Anthony's pursuit of alliances with moderate suffragists created long-lasting tension between herself and more radical suffragists like Stanton. Stanton openly criticized Anthony's stance, writing that Anthony and AWSA leader Lucy Stone "see suffrage only. They do not see woman's religious and social bondage."[29] Anthony responded to Stanton: "We number over ten thousand women and each one has opinions ... and we can only hold them together to work for the ballot by letting alone their whims and prejudices on other subjects!"[30]
The creation of the NAWSA effectively marginalized the more radical elements within the women's movement, including Stanton. Anthony pushed for Stanton to be voted in as the first NAWSA president, and stood by her as Stanton was belittled by the large factions of less-radical members within the new organization.[31]
In collaboration with Stanton, Matilda Joslyn Gage, and Ida Husted Harper, Anthony published The History of Woman Suffrage (4 vols., New York, 1884–1887). Anthony also befriended Josephine Brawley Hughes, an advocate of women's rights and Prohibition in Arizona, and Carrie Chapman Catt, whom Anthony endorsed for the presidency of the NAWSA when Anthony formally retired in 1900.

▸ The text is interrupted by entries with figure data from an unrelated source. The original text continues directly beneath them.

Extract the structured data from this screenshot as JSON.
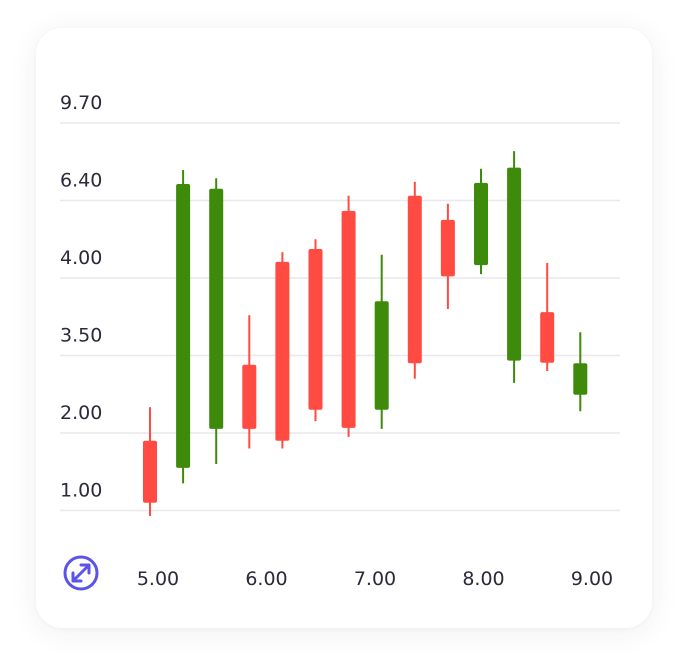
{
  "chart_data": {
    "type": "candlestick",
    "y_tick_labels": [
      "9.70",
      "6.40",
      "4.00",
      "3.50",
      "2.00",
      "1.00"
    ],
    "x_tick_labels": [
      "5.00",
      "6.00",
      "7.00",
      "8.00",
      "9.00"
    ],
    "colors": {
      "up": "#3e8a0a",
      "down": "#ff4b42",
      "grid": "#e8e8ee",
      "icon": "#5b54e6"
    },
    "candles": [
      {
        "direction": "down",
        "open": 1.9,
        "close": 1.1,
        "high": 2.5,
        "low": 0.93
      },
      {
        "direction": "up",
        "open": 1.55,
        "close": 7.1,
        "high": 7.7,
        "low": 1.35
      },
      {
        "direction": "up",
        "open": 2.08,
        "close": 6.9,
        "high": 7.35,
        "low": 1.6
      },
      {
        "direction": "down",
        "open": 3.32,
        "close": 2.08,
        "high": 3.76,
        "low": 1.8
      },
      {
        "direction": "down",
        "open": 4.5,
        "close": 1.9,
        "high": 4.8,
        "low": 1.8
      },
      {
        "direction": "down",
        "open": 4.9,
        "close": 2.45,
        "high": 5.2,
        "low": 2.23
      },
      {
        "direction": "down",
        "open": 6.08,
        "close": 2.1,
        "high": 6.6,
        "low": 1.95
      },
      {
        "direction": "up",
        "open": 2.45,
        "close": 3.85,
        "high": 4.72,
        "low": 2.08
      },
      {
        "direction": "down",
        "open": 6.6,
        "close": 3.35,
        "high": 7.2,
        "low": 3.05
      },
      {
        "direction": "down",
        "open": 5.8,
        "close": 4.05,
        "high": 6.3,
        "low": 3.8
      },
      {
        "direction": "up",
        "open": 4.4,
        "close": 7.15,
        "high": 7.75,
        "low": 4.12
      },
      {
        "direction": "up",
        "open": 3.4,
        "close": 7.8,
        "high": 8.5,
        "low": 2.97
      },
      {
        "direction": "down",
        "open": 3.78,
        "close": 3.36,
        "high": 4.47,
        "low": 3.2
      },
      {
        "direction": "up",
        "open": 2.74,
        "close": 3.35,
        "high": 3.65,
        "low": 2.42
      }
    ],
    "grid": true
  },
  "expand_icon": "expand-arrows-icon"
}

Before retiring, Anthony was asked if all women in the United States would ever be given the right to vote. She replied by stating, "it will come, but I shall not see it...It is inevitable. We can no more deny forever the right of self-government to one-half our people than we could keep the Negro forever in bondage. It will not be wrought by the same disrupting forces that freed the slave, but come it will, and I believe within a generation."[32] "Failure is impossible" were the words she left with her "girls" to encourage them on in the long discouraging struggle ahead.[33] Fourteen years after Anthony's death, following assiduous campaigning, women were given the right to vote on August 26, 1920, by the Nineteenth Amendment to the U.S. Constitution.[34]
After retiring in 1900, Anthony remained in Rochester, where she died of heart disease and pneumonia in her house at 17 Madison Street on March 13, 1906.[35] She was buried at Mount Hope Cemetery. Following her death, the New York State Senate passed a resolution remembering her "unceasing labor, undaunted courage and unselfish devotion to many philanthropic purposes and to the cause of equal political rights for women."[36]